Cursor (~/.cursor/mcp.json):

{
  "mcpServers": {
    "xfms": {
      "url": "https://xfms.xpansion.dev/mcp/",
      "headers": {
        "X-OpenRouter-Key": "sk-or-v1-your-key-here"
      }
    }
  }
}

Continue / Cline / any other MCP host — same URL + headers pattern; check your host's docs for the JSON config shape.

Don't have an OpenRouter key yet? Grab one at openrouter.ai/keys. Restart your client, then ask it:

"Use XFMS to pick a model for summarizing long legal contracts."

Five tools are available to the assistant: rank (a ranked shortlist), pick (the single best pick), discover (which quality dimensions matter for your purpose, without ranking), compare (live A/B between models you've already named), and benchmark (live A/B against the engine's top 3 picks). compare and benchmark require the X-OpenRouter-Key header above; the other three don't.

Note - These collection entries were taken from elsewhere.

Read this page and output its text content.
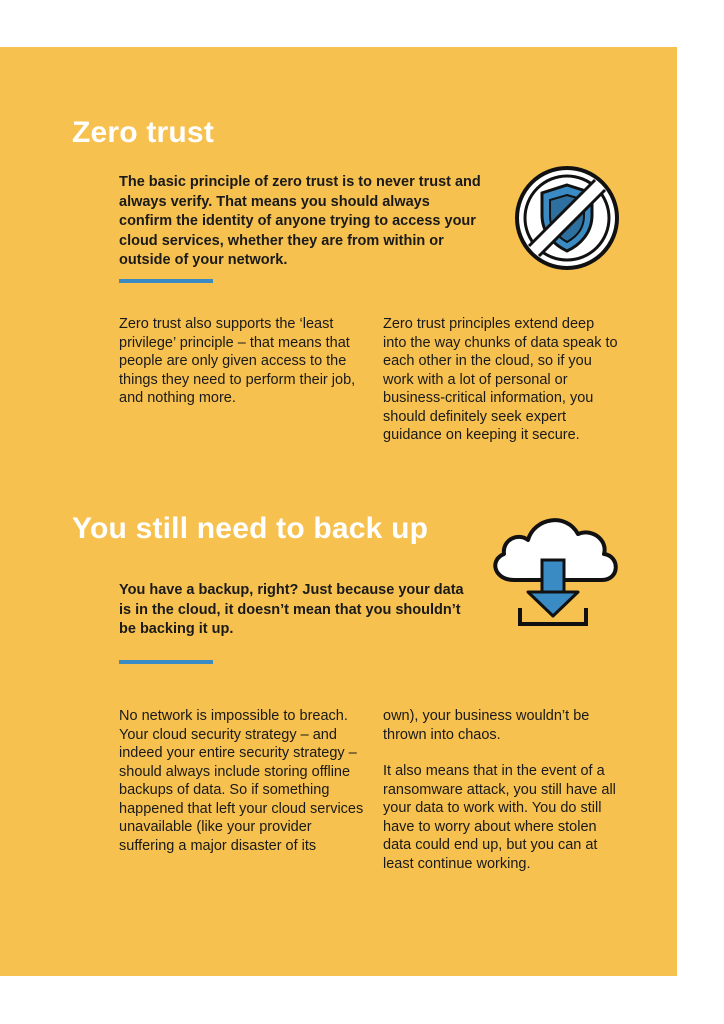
Zero trust

The basic principle of zero trust is to never trust and always verify. That means you should always confirm the identity of anyone trying to access your cloud services, whether they are from within or outside of your network.

Zero trust also supports the ‘least privilege’ principle – that means that people are only given access to the things they need to perform their job, and nothing more.

Zero trust principles extend deep into the way chunks of data speak to each other in the cloud, so if you work with a lot of personal or business-critical information, you should definitely seek expert guidance on keeping it secure.

You still need to back up

You have a backup, right? Just because your data is in the cloud, it doesn’t mean that you shouldn’t be backing it up.

No network is impossible to breach. Your cloud security strategy – and indeed your entire security strategy – should always include storing offline backups of data. So if something happened that left your cloud services unavailable (like your provider suffering a major disaster of its

own), your business wouldn’t be thrown into chaos.

It also means that in the event of a ransomware attack, you still have all your data to work with. You do still have to worry about where stolen data could end up, but you can at least continue working.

Override the system's inference

If you know which quality dimension matters most for your task, say so — your preference always wins over the LLM's inference:

xfms rank "code refactor" --leaf-priorities "structured_output_reliability=1.0,factuality=0.5"

xfms.rank(
    "code refactor",
    leaf_priorities={"structured_output_reliability": 1.0, "factuality": 0.5},
)

How XFMS picks — the four principles

Methodology in full at docs/methodology.md. The short version:

No provider self-reports. Every score comes from a third-party evaluator running the same protocol across every model.
No single-source dependence. Eight independent benchmark sources contribute today; no single leaderboard determines a pick.
User intent beats LLM inference. The system infers weights from your purpose, but your stated leaf_priorities always override the inference.
Honest gaps over invented signal. Missing data is recorded as missing — no interpolation, no synthetic scores. Coverage gaps surface on every pick.

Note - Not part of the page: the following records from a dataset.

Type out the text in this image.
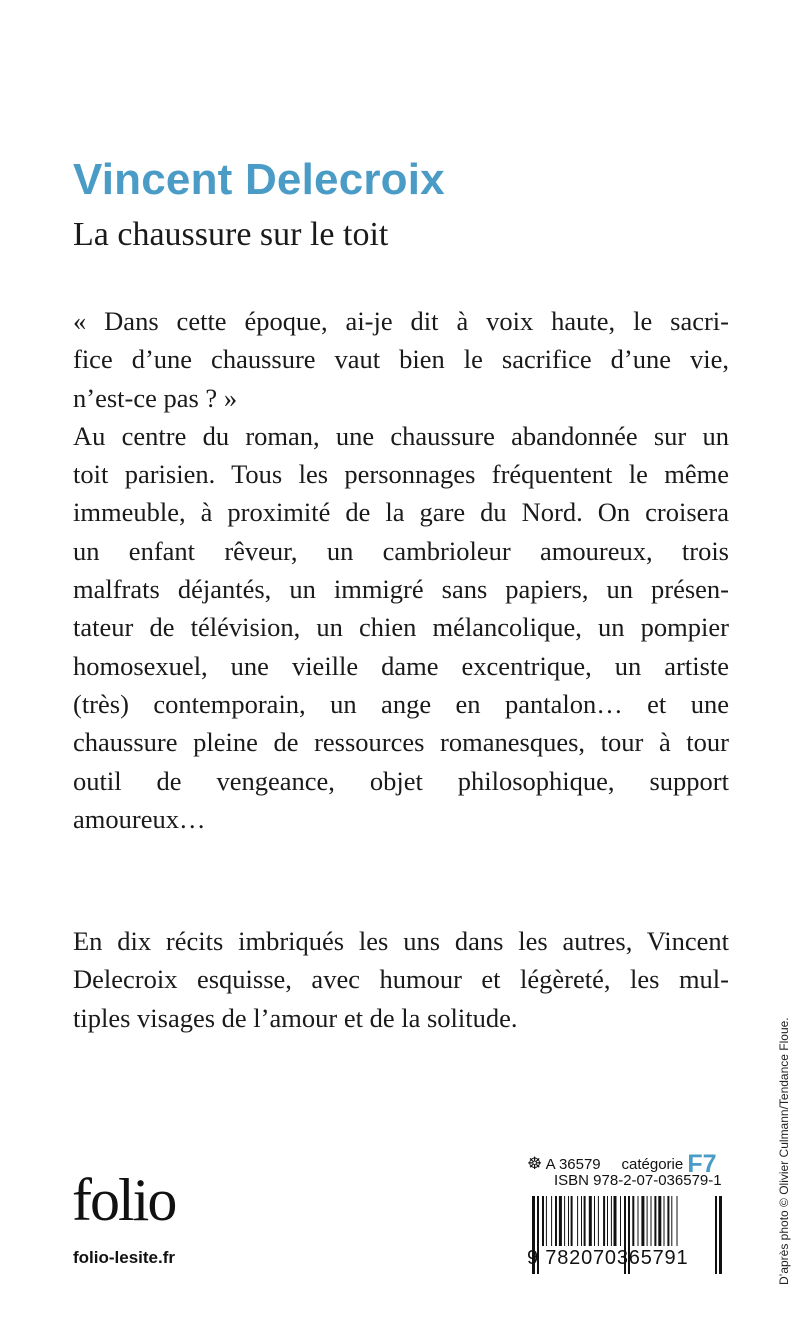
Vincent Delecroix
La chaussure sur le toit
« Dans cette époque, ai-je dit à voix haute, le sacri-
fice d’une chaussure vaut bien le sacrifice d’une vie,
n’est-ce pas ? »
Au centre du roman, une chaussure abandonnée sur un
toit parisien. Tous les personnages fréquentent le même
immeuble, à proximité de la gare du Nord. On croisera
un enfant rêveur, un cambrioleur amoureux, trois
malfrats déjantés, un immigré sans papiers, un présen-
tateur de télévision, un chien mélancolique, un pompier
homosexuel, une vieille dame excentrique, un artiste
(très) contemporain, un ange en pantalon… et une
chaussure pleine de ressources romanesques, tour à tour
outil de vengeance, objet philosophique, support
amoureux…
En dix récits imbriqués les uns dans les autres, Vincent
Delecroix esquisse, avec humour et légèreté, les mul-
tiples visages de l’amour et de la solitude.	D’après photo © Olivier Culmann/Tendance Floue.
folio
folio-lesite.fr
☸ A 36579 catégorie F7
ISBN 978-2-07-036579-1
9 782070365791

Part of the Xpansion Framework

XFMS doesn't stand alone — it's the model-selection layer of the Xpansion Framework.

The Xpansion thesis

Humans communicate with intent compressed by contextual experience. AI simply predicts patterns in language. Xpansion is the execution layer that bridges them.

Every sentence a human types carries lifetimes of context that the speaker assumes the other side will decompress — what counts as "good enough," which constraints are non-negotiable, what failures last month taught them, what their house style demands. AI doesn't share that context. It predicts patterns in language, filling in the gaps with whatever's plausible to its training data. The result reads as plausible but isn't intent-honoring: sessions lose context, security holes ship silently, contracts break without warning, and there's no way to verify that what was built actually matches what was asked for. They don't know what they don't know, and neither does AI.

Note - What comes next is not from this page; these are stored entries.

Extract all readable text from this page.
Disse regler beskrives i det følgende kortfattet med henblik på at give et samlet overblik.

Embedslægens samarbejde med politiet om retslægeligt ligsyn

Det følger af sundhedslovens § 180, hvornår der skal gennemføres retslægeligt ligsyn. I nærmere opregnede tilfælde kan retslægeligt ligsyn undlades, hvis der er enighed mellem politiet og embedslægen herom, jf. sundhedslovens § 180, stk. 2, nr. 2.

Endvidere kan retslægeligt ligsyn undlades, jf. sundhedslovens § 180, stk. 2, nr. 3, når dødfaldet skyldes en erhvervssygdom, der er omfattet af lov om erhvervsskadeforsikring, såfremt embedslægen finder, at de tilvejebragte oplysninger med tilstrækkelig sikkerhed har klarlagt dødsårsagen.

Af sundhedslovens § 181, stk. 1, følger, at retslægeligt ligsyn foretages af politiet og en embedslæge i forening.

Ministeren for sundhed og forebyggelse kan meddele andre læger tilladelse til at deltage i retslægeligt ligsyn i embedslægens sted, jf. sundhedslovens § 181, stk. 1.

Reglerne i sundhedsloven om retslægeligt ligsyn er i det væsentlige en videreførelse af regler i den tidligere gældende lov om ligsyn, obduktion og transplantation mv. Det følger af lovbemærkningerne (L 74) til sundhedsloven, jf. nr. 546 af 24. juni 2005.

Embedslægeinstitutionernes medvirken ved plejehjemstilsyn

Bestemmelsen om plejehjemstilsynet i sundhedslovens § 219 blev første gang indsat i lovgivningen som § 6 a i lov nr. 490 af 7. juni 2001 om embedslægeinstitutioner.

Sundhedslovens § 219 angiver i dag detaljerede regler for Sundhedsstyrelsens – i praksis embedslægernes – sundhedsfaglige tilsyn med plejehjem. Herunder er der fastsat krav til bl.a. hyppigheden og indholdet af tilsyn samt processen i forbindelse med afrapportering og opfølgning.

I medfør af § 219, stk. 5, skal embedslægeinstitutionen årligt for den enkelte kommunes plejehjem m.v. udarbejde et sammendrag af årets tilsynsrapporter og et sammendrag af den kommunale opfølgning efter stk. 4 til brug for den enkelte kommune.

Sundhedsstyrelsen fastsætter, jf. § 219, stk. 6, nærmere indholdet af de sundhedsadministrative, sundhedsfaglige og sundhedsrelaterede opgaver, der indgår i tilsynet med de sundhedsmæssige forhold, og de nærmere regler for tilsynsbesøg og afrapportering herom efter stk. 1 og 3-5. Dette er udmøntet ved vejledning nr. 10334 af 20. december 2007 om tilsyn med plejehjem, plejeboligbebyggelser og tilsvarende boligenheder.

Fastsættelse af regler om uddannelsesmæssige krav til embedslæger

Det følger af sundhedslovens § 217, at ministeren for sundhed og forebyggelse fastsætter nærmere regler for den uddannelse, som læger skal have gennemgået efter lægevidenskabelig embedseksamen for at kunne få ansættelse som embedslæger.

Xpansion closes the gap. It decompresses finite intent upfront, enforces it through code-driven AI behavior, and delivers binary-verified results against the intent across persistent memory that survives every session boundary.

Model Source — the model-selection enforcement

When you say "the best model for this task", you're compressing a lot: what counts as best depends on whether you care about factual reasoning or coherent prose, whether cost matters more than latency, whether you actually need vision or just text, whether the call has to stream, whether a particular benchmark dominates your real workload. AI on its own predicts the pattern — what model do most people pick for queries that look like this? — and gives you a plausible-sounding answer that's often wrong for you.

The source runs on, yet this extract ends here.